Trenton distillery introduces local vodka, rum, gin!

November 25, 2015 – 7:45pm
Written by: Francis Campbell // Truro Bureau
Published by: The Chronicle Herald
Original Published Article: Here

NEW GLASGOW — Evan MacEachern was in high spirits as he sat down to share small batches of tall tales about three new liquors he’s produced to tempt Nova Scotians’ taste buds.

“I was always very interested in the production of alcohol,” said MacEachern, spreading his story from a table in the Thistle Bar & Grill in New Glasgow, a pub that serves his rum, vodka and gin as a house product.

“Living in Nova Scotia, I am very interested in local products, and I’m amazed at the local support that everybody throughout Nova Scotia is almost obsessed with,” said MacEachern, 26, raised in New Waterford and schooled at St. Francis Xavier University in Antigonish.

“It’s cult-like, it’s great and I think that trend is increasing.”

Having managed the Stubborn Goat Gastropub in downtown Halifax for nearly two years, MacEachern said he got a feel for what Nova Scotians like. And since early October, the three lower-priced spirits that are distilled in the Nova Scotia Spirit Co., facility in Trenton have garnered some prime space in provincial liquor outlets and several good early reviews from customers.

“Coming from the pub business in Halifax, I understood that everybody wants to support local, everybody wants a quality product, but a lot of times local products come with a very high price tag. I wanted to break the mould and deliver a quality product at a very low price.”

And with the help of silent partners, MacEachern produced his Blue Lobster Vodka and Fisherman’s Helper Rum to sell for $27.49 each in a 750-millilitre size. His Willing to Learn Gin goes for $29.99.

The storytelling side of the Nova Scotia culture played a big part in the product branding.

“In the brainstorming process, we were a little stumped as to how we should brand the products, how we should represent ourselves,” said MacEachern. “One day we came back to the distillery and there was a help-wanted ad posted on the door. It said: Commercial lobster fisherman from Ballantynes Cove, Antigonish County, is looking to hire a fisherman’s helper for the summer. Basic requirements: sober, alert and willing to learn. We didn’t have to look far for the inspiration to name our brands. It speaks very strongly to the Nova Scotia culture of storytelling, drinking, fishing and, of course, the hard work that Nova Scotia has been built on.”
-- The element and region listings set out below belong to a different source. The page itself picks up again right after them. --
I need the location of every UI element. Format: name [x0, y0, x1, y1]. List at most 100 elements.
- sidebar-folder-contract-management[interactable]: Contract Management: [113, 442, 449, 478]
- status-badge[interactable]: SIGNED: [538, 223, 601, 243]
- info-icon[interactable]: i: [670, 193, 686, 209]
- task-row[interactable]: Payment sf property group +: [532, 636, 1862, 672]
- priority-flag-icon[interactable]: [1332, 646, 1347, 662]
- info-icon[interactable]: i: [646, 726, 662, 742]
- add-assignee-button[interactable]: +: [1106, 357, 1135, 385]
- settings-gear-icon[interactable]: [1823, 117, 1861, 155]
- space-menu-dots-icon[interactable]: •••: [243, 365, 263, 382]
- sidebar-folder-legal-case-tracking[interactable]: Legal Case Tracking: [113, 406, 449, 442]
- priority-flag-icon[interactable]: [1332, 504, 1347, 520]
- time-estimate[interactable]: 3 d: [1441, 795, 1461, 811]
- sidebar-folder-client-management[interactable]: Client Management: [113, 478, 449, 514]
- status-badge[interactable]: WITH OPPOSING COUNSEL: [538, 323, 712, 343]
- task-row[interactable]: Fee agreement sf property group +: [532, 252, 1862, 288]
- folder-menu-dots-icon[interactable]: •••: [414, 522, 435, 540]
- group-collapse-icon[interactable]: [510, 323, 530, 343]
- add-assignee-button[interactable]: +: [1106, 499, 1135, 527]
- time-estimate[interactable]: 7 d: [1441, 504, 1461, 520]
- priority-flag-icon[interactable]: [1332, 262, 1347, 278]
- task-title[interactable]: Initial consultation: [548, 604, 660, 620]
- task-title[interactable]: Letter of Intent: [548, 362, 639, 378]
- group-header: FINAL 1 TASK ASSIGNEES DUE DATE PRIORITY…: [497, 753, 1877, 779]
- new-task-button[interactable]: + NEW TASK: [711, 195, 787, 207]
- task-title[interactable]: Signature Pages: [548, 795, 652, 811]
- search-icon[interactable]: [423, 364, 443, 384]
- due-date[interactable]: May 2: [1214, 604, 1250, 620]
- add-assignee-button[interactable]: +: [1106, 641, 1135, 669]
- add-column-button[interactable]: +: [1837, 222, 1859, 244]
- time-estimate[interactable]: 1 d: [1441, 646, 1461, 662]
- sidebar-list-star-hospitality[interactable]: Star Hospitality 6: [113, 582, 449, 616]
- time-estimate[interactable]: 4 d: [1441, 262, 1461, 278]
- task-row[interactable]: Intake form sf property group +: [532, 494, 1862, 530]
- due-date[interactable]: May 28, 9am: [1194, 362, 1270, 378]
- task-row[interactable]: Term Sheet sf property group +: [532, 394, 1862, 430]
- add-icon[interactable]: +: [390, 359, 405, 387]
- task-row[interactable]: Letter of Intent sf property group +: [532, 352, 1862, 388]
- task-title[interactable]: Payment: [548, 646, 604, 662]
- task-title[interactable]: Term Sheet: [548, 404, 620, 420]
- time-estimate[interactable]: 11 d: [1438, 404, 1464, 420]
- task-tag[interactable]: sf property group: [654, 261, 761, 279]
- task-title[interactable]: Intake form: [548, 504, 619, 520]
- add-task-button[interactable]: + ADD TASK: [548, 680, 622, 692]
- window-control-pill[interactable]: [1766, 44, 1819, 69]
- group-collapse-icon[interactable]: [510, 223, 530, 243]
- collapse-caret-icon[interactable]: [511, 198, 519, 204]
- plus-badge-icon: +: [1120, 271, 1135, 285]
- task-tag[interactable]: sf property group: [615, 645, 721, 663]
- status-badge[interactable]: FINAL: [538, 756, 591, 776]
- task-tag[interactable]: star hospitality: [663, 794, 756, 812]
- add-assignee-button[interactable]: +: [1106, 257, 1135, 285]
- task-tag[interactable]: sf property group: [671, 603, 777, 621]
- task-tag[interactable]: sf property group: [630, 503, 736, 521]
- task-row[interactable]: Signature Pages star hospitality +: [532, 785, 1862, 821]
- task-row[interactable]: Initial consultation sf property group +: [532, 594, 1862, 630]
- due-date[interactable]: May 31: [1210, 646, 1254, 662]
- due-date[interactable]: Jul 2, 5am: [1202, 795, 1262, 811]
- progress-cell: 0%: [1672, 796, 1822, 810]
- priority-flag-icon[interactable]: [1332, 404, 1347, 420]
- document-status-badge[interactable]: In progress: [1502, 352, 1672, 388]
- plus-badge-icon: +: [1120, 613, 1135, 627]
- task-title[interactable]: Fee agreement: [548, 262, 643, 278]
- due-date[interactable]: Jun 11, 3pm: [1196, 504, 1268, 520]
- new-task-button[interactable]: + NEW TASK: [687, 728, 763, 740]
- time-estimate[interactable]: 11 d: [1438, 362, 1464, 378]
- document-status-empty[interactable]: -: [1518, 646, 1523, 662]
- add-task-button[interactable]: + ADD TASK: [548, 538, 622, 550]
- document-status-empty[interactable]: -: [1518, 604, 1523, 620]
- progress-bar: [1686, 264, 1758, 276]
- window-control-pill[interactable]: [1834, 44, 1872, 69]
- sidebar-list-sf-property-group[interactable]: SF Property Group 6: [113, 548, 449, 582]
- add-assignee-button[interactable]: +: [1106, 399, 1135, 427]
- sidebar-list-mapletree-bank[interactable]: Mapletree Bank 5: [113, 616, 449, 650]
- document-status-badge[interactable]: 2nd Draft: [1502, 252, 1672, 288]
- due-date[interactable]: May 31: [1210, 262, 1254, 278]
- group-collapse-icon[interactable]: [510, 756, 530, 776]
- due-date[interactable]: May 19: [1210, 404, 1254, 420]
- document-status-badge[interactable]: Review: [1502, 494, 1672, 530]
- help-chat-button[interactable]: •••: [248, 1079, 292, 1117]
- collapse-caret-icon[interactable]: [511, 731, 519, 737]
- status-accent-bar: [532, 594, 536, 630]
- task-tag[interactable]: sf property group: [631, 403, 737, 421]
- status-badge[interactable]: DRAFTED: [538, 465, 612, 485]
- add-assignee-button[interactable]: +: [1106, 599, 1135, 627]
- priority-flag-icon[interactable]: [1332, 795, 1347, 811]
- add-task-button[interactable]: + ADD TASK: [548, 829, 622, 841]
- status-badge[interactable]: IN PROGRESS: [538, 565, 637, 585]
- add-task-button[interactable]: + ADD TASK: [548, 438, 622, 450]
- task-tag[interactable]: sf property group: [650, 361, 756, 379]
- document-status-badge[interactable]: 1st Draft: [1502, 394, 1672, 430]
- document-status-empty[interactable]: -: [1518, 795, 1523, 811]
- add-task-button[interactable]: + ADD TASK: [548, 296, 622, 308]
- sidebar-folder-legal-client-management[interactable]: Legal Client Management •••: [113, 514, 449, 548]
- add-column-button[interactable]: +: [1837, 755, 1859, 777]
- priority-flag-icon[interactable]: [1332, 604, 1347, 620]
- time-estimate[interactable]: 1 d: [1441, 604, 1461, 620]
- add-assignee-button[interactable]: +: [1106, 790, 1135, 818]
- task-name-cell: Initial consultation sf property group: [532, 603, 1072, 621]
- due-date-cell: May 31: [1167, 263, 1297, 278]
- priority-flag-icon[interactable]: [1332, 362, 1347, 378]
MacEachern, whose resume includes time spent living in Scotland and playing some Cape Breton tunes on the fiddle, has four sales representatives that criss-cross the province, and he and another employee handle the production.

“Everything is created in small batches,” he said. “The biggest batch that we do is about 300 litres. And we produce almost non-stop.”

Pleased with the response to all three spirits, MacEachern said he’s not sure which, if any, will become the Nova Scotia Spirit Co.’s signature product.

“Something is going to become a specialty. But we wanted to test the market with a variety of products, so we chose a vodka, a gin and a rum. It’s too soon to say what our flagship is going to be and what we are going to be known for. Obviously, I think the branding is really fun around all of them. I think people are really enjoying that. When it comes to critique of the product, I think that the gin is world-class. The reviews for the gin have just been mind-blowing, overwhelmingly positive. The other two have been very well received as well.”

Expansion is on the horizon, but MacEachern said it’s difficult to pin down where or when that will happen.

“I think our next step is to create a bigger facility, we would like to create a barrel-aging room and a full-scale tasting room where people can come in, taste the product, have a cocktail and walk away with a bottle, essentially. I think that would help get our name out, and it will allow people to try before they buy. It will be a good reflection on the quality of the experience that we want to deliver.

“They can take the product out on a date before they marry it.”

For now, MacEachern has to lean on liquor store sales while hoping for a more monogamous relationship between customer and product.